Heated Pursuit (Alpha Security #1)(62)







CHAPTER NINETEEN



Penny would never look at sex the same way again, because with Rafe it hadn’t felt like sex. It was intimacy and total abandon disguised as a marathon of hot touches and hotter kisses. He woke things deep inside her that she never knew existed.

In Rafe’s arms, there’d been no walls. She gave herself to him without fear that would’ve before made her turn the other way and run like hell.

She was in love with him.

And she didn’t regret it. Not a kiss. Not a touch. Not the way he made her feel as if she could do anything and still be herself—and it was enough. Somehow, he’d managed to make vulnerability feel good.

Until this morning.

At some point after the fourth round of lovemaking, something shifted. A dark cloud of tension followed Rafe as he paced the room, collecting the clothing they’d strewn about. He hadn’t spoken to her, hadn’t looked in her direction for the last five minutes except for the occasional sneaking glance. At first she’d been confused, then hurt. Now she was angry.

It wasn’t as if she expected the coo of sonnets or a devotion of love ever after. Though they’d practically clawed her throat raw, she’d been careful not to mumble those three little words that could make him regret everything they’d shared.
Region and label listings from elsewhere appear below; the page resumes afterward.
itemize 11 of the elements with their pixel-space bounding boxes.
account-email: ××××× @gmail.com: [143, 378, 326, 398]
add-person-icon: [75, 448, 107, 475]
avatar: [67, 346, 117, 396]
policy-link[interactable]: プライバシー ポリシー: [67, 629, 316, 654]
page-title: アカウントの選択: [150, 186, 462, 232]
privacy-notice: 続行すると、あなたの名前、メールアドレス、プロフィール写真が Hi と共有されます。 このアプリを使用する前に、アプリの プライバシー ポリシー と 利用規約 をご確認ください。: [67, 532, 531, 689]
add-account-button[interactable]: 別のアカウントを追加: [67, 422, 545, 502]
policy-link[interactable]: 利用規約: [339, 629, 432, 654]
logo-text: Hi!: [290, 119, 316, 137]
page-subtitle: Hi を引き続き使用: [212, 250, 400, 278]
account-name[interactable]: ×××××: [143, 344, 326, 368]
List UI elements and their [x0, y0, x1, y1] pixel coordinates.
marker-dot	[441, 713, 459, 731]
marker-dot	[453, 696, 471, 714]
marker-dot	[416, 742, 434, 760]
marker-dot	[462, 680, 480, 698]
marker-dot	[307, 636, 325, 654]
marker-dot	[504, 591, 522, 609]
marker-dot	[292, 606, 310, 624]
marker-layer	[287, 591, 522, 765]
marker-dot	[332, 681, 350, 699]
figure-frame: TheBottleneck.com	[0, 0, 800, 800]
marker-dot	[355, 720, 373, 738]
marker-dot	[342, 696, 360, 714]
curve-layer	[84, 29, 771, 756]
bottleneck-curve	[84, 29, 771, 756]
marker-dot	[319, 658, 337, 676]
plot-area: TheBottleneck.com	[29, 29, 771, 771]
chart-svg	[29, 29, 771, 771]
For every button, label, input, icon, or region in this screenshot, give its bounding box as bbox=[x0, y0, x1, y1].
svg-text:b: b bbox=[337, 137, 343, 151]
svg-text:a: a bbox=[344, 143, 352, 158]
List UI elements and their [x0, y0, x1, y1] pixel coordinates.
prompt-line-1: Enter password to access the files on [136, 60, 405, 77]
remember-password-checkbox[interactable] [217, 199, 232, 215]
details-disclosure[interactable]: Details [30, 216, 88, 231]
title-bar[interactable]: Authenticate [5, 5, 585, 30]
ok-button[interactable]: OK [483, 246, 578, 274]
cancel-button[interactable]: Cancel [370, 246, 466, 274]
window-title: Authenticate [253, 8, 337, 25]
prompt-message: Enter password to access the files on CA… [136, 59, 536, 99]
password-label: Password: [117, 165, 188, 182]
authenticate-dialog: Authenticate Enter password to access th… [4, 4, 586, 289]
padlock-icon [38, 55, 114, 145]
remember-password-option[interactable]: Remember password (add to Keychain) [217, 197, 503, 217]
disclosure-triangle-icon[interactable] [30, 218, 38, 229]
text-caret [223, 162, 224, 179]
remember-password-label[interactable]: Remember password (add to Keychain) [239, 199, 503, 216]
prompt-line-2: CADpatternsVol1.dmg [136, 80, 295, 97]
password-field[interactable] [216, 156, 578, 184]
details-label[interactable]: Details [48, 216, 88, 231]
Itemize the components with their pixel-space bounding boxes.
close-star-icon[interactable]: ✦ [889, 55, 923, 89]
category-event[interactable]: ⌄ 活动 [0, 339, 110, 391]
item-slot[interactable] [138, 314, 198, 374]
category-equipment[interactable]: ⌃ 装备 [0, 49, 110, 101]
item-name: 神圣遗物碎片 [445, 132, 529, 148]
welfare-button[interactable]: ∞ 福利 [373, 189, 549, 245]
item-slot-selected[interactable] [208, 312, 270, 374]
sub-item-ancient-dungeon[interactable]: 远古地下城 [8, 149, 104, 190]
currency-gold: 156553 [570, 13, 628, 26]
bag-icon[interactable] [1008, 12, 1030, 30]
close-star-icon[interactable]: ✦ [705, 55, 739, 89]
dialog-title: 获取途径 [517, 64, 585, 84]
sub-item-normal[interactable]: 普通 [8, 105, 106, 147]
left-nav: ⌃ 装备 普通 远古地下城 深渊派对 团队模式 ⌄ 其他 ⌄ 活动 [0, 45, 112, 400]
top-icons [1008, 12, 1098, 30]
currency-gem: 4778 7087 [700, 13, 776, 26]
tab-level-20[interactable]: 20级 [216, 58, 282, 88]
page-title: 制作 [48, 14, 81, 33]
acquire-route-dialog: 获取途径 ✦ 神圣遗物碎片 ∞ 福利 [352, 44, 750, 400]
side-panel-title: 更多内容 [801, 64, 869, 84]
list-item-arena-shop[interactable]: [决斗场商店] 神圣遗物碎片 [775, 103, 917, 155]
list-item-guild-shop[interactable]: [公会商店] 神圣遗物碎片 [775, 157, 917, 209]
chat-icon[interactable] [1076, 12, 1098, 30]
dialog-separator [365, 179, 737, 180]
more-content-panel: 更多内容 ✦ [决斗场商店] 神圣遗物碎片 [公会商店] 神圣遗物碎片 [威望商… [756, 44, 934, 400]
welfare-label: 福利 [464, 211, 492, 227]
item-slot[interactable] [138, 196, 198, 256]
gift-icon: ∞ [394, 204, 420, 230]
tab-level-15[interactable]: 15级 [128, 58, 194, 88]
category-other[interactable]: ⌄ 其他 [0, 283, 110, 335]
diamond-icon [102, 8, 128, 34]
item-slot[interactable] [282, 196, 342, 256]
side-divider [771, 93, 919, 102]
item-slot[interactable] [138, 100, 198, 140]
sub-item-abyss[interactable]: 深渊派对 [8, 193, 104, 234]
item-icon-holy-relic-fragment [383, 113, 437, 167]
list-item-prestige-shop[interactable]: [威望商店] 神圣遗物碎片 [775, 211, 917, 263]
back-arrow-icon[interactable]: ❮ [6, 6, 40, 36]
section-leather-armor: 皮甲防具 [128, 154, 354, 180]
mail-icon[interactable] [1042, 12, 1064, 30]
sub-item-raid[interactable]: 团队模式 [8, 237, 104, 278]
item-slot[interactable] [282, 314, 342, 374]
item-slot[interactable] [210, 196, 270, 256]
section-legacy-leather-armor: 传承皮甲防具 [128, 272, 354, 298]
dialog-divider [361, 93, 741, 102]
She’d shed her clothes knowing that making love wouldn’t change anything, and she hadn’t regretted a moment of it—until the first time he refused to glance her way.

“You can stop stomping around like you’re on a death march. I don’t have any expectations.” Her words sounded a hell of a lot steadier than she felt.

Rafe’s back went taut before he tugged on his shirt.

“You should,” he muttered.

“Excuse me?” Her voice went up in pitch.

Finally, Rafe turned. Jaw tightly clenched, he could’ve just been told he had one month to live and she wouldn’t know it by the steel hardening his eyes. The man staring back at her hadn’t been the one who’d made love to her throughout the night, nor the one who was so eager to get inside her that he couldn’t wait to get her into a bed. Standing in front of her right now was the stern-faced commando from their first San Pedro Sula encounter.

“I don’t do relationships, Red,” Rafe reminded her, his voice low and even. “I don’t do complicated, messy feelings. Hell, it’s more than the fact I don’t do them. I can’t. I know absolutely jack shit about being in a relationship in general, much less a healthy one. Disappointment, detachment, and danger—I’m your man. Anything else may as well be a f*cking fairy tale.”

“You do realize that I was raised by the world’s most unaffectionate father, right?”

“But you had Rachel. And you had Trey and his family. You had people in your life who showed you that wasn’t the norm. I had foster parents who usually didn’t bother memorizing my last name, much less asking me how I felt about things. It’s not that I don’t wish things were different. It’s just reality. Relationships aren’t in me to give. Not even to you.”

His words were as lethal as a dagger through the ribs. She tore her gaze away and sat to pull on her shoes, battling against the shake of her hands.

He stepped closer. “Let me—”

“No.” She stopped him with a shake of her head. “You tell it how it is and you don’t apologize, remember?”

“You said you understood,” he murmured. “You said you weren’t looking for anything permanent with someone like me.”

Penny’s throat convulsed with the effort to keep her cool. “I did say that, probably numerous times and both aloud and to myself. I guess I’m not as immune to you as I thought. But that’s my problem, not yours.”

“Penny.”

It took strength she didn’t know she had not to run into his arms at the sound of her name falling from his lips. Not Red. Not sweetheart. Penny. She’d thought she could handle the pain of losing him in whatever way that happened, but she’d been deluding herself. She felt raw and open. And scared out of her mind.

As a defense against the gaping hole forming in her heart, she hiked up her mental walls, closed off her emotional wounds, and summoned the courage to carry on. Dwelling on her loss and the things she couldn’t have only did one thing: it hurt. And there was too much riding on them right now to let that happen.

“Trust me, Rafe. I’ve already done the whole second-place thing when it comes to the military, to this kind of life. I have no desire to do that again. You’re in the clear. Your soldier-of-fortune lifestyle can remain perfectly intact without you having to worry about the little woman at home.”

He looked as if he’d been slapped, an unknown emotion finally dissolving his blank mask. Penny looked away and forced herself to breathe. She thought she’d known what real pain felt like, but it didn’t come close to the sensation ripping apart her insides.

This kind of pain—the one brought on by losing the man you love before you ever really had him…

This pain felt like death.

*



Instinct made Rafe want to kick the ass of whoever had put that haunted look in Penny’s eyes, but what could he do when he’d been the bastard to put it there? He wished like hell that he could give her everything she deserved. But longing for the impossible only resulted in more shattered dreams.